Rückenwind für den Radverkehr in der Region

Potenzielle Korridore für Radschnellverbindungen in der Region Mittlerer Oberrhein. Grafik: pm

Potenzielle Korridore für Radschnellverbindungen in der Region Mittlerer Oberrhein. Grafik: pm

In der Rangliste der möglichen Radschnellwege im Land liegt die Region Mittlerer Oberrhein auf den vorderen Plätzen.

Über dieses Ergebnis der kürzlich erschienenen Potenzialstudie des Landes informierte der Regionalverband seinen Planungsausschuss.

Die Potenzialstudie ist der erste Schritt zur Realisierung der Radschnellwege im Land. Im zweiten Schritt erstellen die Regionen für jeden Korridor Machbarkeitsstudien, in denen Varianten für die Wegeführung und die Verknüpfungen mit dem bestehenden Radnetz untersucht werden. Daran schließen sich die Ausführungsplanung und der Bau an.

Im Bewertungsraster der Potenzialstudie haben nur drei Korridore die höchste Punktzahl erreicht. Zwei davon liegen in der Region Mittlerer Oberrhein. Der eine verläuft von Ettlingen, der andere von Pfinztal nach Karlsruhe. Ebenfalls in der höchsten Kategorie, dem „vordringlichen Bedarf“ mit voraussichtlich mehr als 2.000 Radfahrern pro Tag, liegt die Verbindung von Karlsruhe über Weingarten nach Bruchsal. In der mittleren Kategorie „potenzielle Radschnellverbindung“ mit voraussichtlich mehr als 1.500 Radfahrern pro Tag liegen die Korridore von Bühl über Baden-Baden-Oos und Rastatt nach Karlsruhe, von Karlsruhe zum KIT sowie von Karlsruhe über Stutensee nach Bruchsal (s. Grafik).

„Das Ergebnis bestätigt, dass unsere Region beste Voraussetzungen für die Einrichtung von Radschnellwegen besitzt. Darum hat die Region bereits letztes Jahr mit dem zweiten Schritt, den Machbarkeitsstudien, begonnen. Im Frühjahr werden alle Korridore der höchsten und mittleren Kategorie in unserem Raum begutachtet und Maßnahmenkonzepte für Radschnellwege erarbeitet. Das Ergebnis der Machbarkeitsstudien soll noch im Jahr 2018 vorliegen“, informierte Verbandsdirektor Gerd Hager über den Stand der Arbeiten in der Region.

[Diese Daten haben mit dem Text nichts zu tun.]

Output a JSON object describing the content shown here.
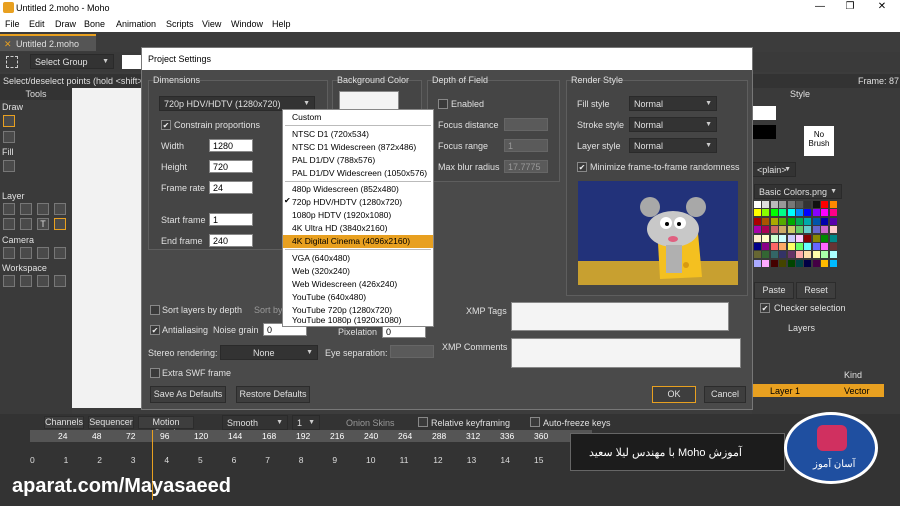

Ob der Radschnellweg zwischen Pfinztal und Karlsruhe auch in die Pfalz fortgeführt werden kann, wird demnächst der Verband Region Rhein Neckar prüfen. Fördermittel für eine Machbarkeitsstudie hat das Land Rheinland-Pfalz bereits zugesagt. Einzelheiten zum Untersuchungskorridor stimmen Verband und Land derzeit mit den berührten Landkreisen ab.

„Unsere Forderung ist, dass das Land Baden-Württemberg auch den Bau der Radschnellwege finanziert, denn sie haben eine weiträumige Erschließungsfunktion und sollen das überörtliche Straßennetz entlasten“, erinnert Hager an einen Beschluss des Regionalverbandes aus dem Jahr 2017. „Das landesweite Ranking der Maßnahmen liefert die besten Argumente für unsere Forderung.“

Radschnellwege

Radschnellwege sollen den Radverkehr auf längere Entfernungen, zwischen fünf und dreißig Kilometer, attraktiv machen. Die Schnellstraßen für den Radverkehr sollen zwischen drei und vier Meter breit und möglichst kreuzungsfrei sein. Ziel dieser Standards sind schnelle, sichere und bequeme Verbindungen von den Wohnstandorten zur den Arbeitsplatzzentren. Pendlern soll so der Umstieg auf das Fahrrad erleichtert werden.